Danach war es vor allem Design für Schaufenster und zuletzt hat Franz
Hagenauer seine bildhauerischen Entwürfe, vor allem Torsi, umgesetzt.
Der Stil, der sich von einer Nähe zu den Lehrern Carl Hagenauers
(1872-1928) wie Josef Hoffmann, Dagobert Peche, also der Wiener
Werkstätte, in eine österreichische Variante von Art Decó und Neuer
Sachlichkeit entwickelte, hat besonders in Amerika eine große
Fangemeinde.

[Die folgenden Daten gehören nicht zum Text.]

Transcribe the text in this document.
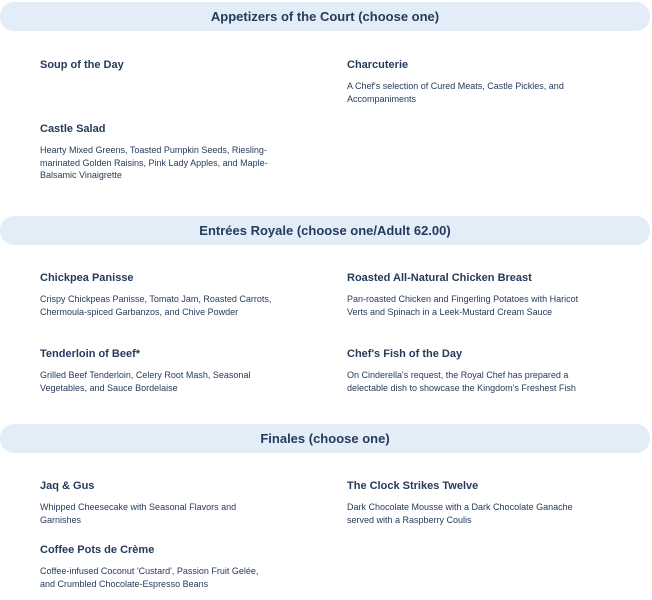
Appetizers of the Court (choose one)
Soup of the Day	Charcuterie
A Chef's selection of Cured Meats, Castle Pickles, and Accompaniments
Castle Salad
Hearty Mixed Greens, Toasted Pumpkin Seeds, Riesling-marinated Golden Raisins, Pink Lady Apples, and Maple-Balsamic Vinaigrette
Entrées Royale (choose one/Adult 62.00)
Chickpea Panisse
Crispy Chickpeas Panisse, Tomato Jam, Roasted Carrots, Chermoula-spiced Garbanzos, and Chive Powder
Roasted All-Natural Chicken Breast
Pan-roasted Chicken and Fingerling Potatoes with Haricot Verts and Spinach in a Leek-Mustard Cream Sauce
Tenderloin of Beef*
Grilled Beef Tenderloin, Celery Root Mash, Seasonal Vegetables, and Sauce Bordelaise
Chef's Fish of the Day
On Cinderella's request, the Royal Chef has prepared a delectable dish to showcase the Kingdom's Freshest Fish
Finales (choose one)
Jaq & Gus
Whipped Cheesecake with Seasonal Flavors and Garnishes
The Clock Strikes Twelve
Dark Chocolate Mousse with a Dark Chocolate Ganache served with a Raspberry Coulis
Coffee Pots de Crème
Coffee-infused Coconut 'Custard', Passion Fruit Gelée, and Crumbled Chocolate-Espresso Beans
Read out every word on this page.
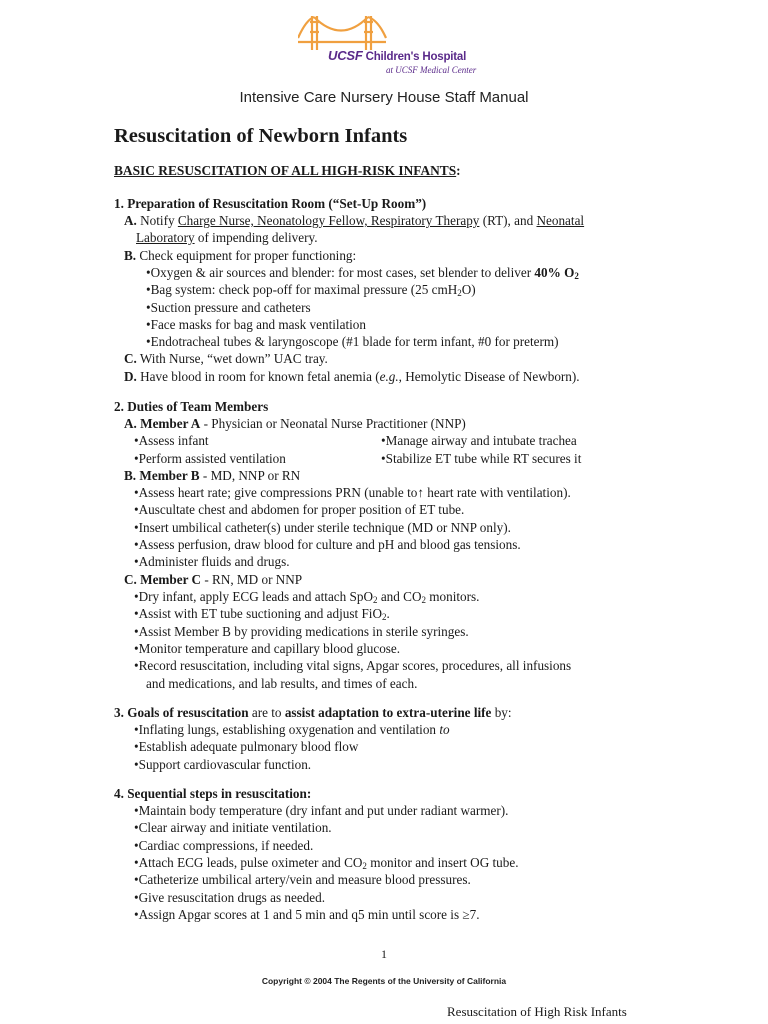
UCSF Children's Hospital
at UCSF Medical Center
Intensive Care Nursery House Staff Manual
Resuscitation of Newborn Infants
BASIC RESUSCITATION OF ALL HIGH-RISK INFANTS:
1. Preparation of Resuscitation Room (“Set-Up Room”)
A. Notify Charge Nurse, Neonatology Fellow, Respiratory Therapy (RT), and Neonatal
Laboratory of impending delivery.
B. Check equipment for proper functioning:
•Oxygen & air sources and blender: for most cases, set blender to deliver 40% $O_2$
•Bag system: check pop-off for maximal pressure (25 cmH$_2$O)
•Suction pressure and catheters
•Face masks for bag and mask ventilation
•Endotracheal tubes & laryngoscope (#1 blade for term infant, #0 for preterm)
C. With Nurse, “wet down” UAC tray.
D. Have blood in room for known fetal anemia (e.g., Hemolytic Disease of Newborn).
2. Duties of Team Members
A. Member A - Physician or Neonatal Nurse Practitioner (NNP)
•Assess infant	•Manage airway and intubate trachea
•Perform assisted ventilation	•Stabilize ET tube while RT secures it
B. Member B - MD, NNP or RN
•Assess heart rate; give compressions PRN (unable to↑ heart rate with ventilation).
•Auscultate chest and abdomen for proper position of ET tube.
•Insert umbilical catheter(s) under sterile technique (MD or NNP only).
•Assess perfusion, draw blood for culture and pH and blood gas tensions.
•Administer fluids and drugs.
C. Member C - RN, MD or NNP
•Dry infant, apply ECG leads and attach SpO$_2$ and $CO_2$ monitors.
•Assist with ET tube suctioning and adjust FiO$_2$.
•Assist Member B by providing medications in sterile syringes.
•Monitor temperature and capillary blood glucose.
•Record resuscitation, including vital signs, Apgar scores, procedures, all infusions
and medications, and lab results, and times of each.
3. Goals of resuscitation are to assist adaptation to extra-uterine life by:
•Inflating lungs, establishing oxygenation and ventilation to
•Establish adequate pulmonary blood flow
•Support cardiovascular function.
4. Sequential steps in resuscitation:
•Maintain body temperature (dry infant and put under radiant warmer).
•Clear airway and initiate ventilation.
•Cardiac compressions, if needed.
•Attach ECG leads, pulse oximeter and $CO_2$ monitor and insert OG tube.
•Catheterize umbilical artery/vein and measure blood pressures.
•Give resuscitation drugs as needed.
•Assign Apgar scores at 1 and 5 min and q5 min until score is ≥7.
1
Copyright © 2004 The Regents of the University of California
Resuscitation of High Risk Infants
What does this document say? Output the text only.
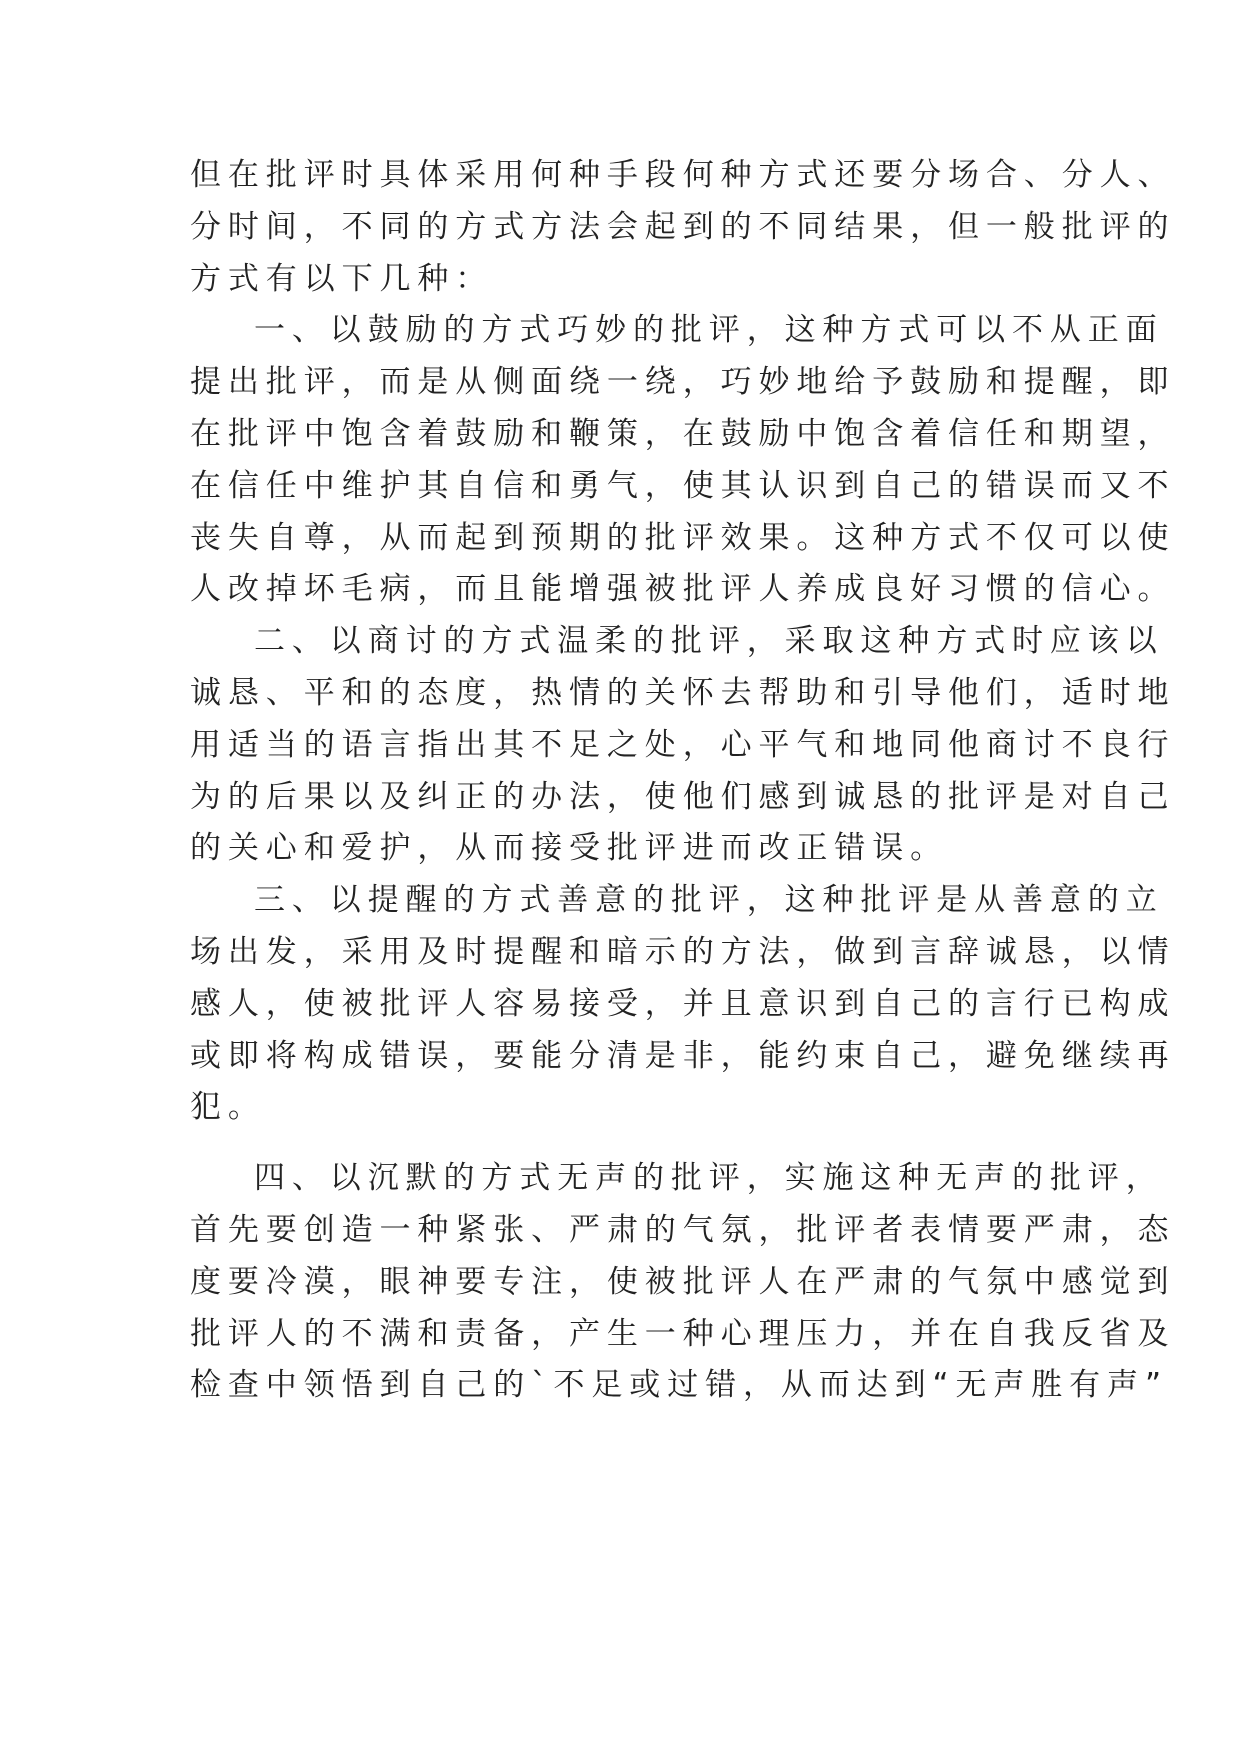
但在批评时具体采用何种手段何种方式还要分场合、分人、
分时间，不同的方式方法会起到的不同结果，但一般批评的
方式有以下几种：
一、以鼓励的方式巧妙的批评，这种方式可以不从正面
提出批评，而是从侧面绕一绕，巧妙地给予鼓励和提醒，即
在批评中饱含着鼓励和鞭策，在鼓励中饱含着信任和期望，
在信任中维护其自信和勇气，使其认识到自己的错误而又不
丧失自尊，从而起到预期的批评效果。这种方式不仅可以使
人改掉坏毛病，而且能增强被批评人养成良好习惯的信心。
二、以商讨的方式温柔的批评，采取这种方式时应该以
诚恳、平和的态度，热情的关怀去帮助和引导他们，适时地
用适当的语言指出其不足之处，心平气和地同他商讨不良行
为的后果以及纠正的办法，使他们感到诚恳的批评是对自己
的关心和爱护，从而接受批评进而改正错误。
三、以提醒的方式善意的批评，这种批评是从善意的立
场出发，采用及时提醒和暗示的方法，做到言辞诚恳，以情
感人，使被批评人容易接受，并且意识到自己的言行已构成
或即将构成错误，要能分清是非，能约束自己，避免继续再
犯。
四、以沉默的方式无声的批评，实施这种无声的批评，
首先要创造一种紧张、严肃的气氛，批评者表情要严肃，态
度要冷漠，眼神要专注，使被批评人在严肃的气氛中感觉到
批评人的不满和责备，产生一种心理压力，并在自我反省及
检查中领悟到自己的`不足或过错，从而达到“无声胜有声”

Unter den Sammlern sind so prominente Namen wie Andy Warhol
und Barbra Streisand.
Im Gegensatz zu der 1932 in Konkurs stürzenden Wiener Werkstätte
konnte die von Carl Hagenauer unter seinem Sohn Karl (1898-1956) sogar
die Weltwirtschaftskrise und den 2. Weltkrieg überstehen. 1956 übernahm
Bruder Franz (1906-1986), der als Bildhauer ausgebildet war. Seinen
eleganten getrieben Kopfentwürfen und Figuren mit leisen Anklängen an
Constantin Brancusi gilt der Hauptteil der Ausstellung.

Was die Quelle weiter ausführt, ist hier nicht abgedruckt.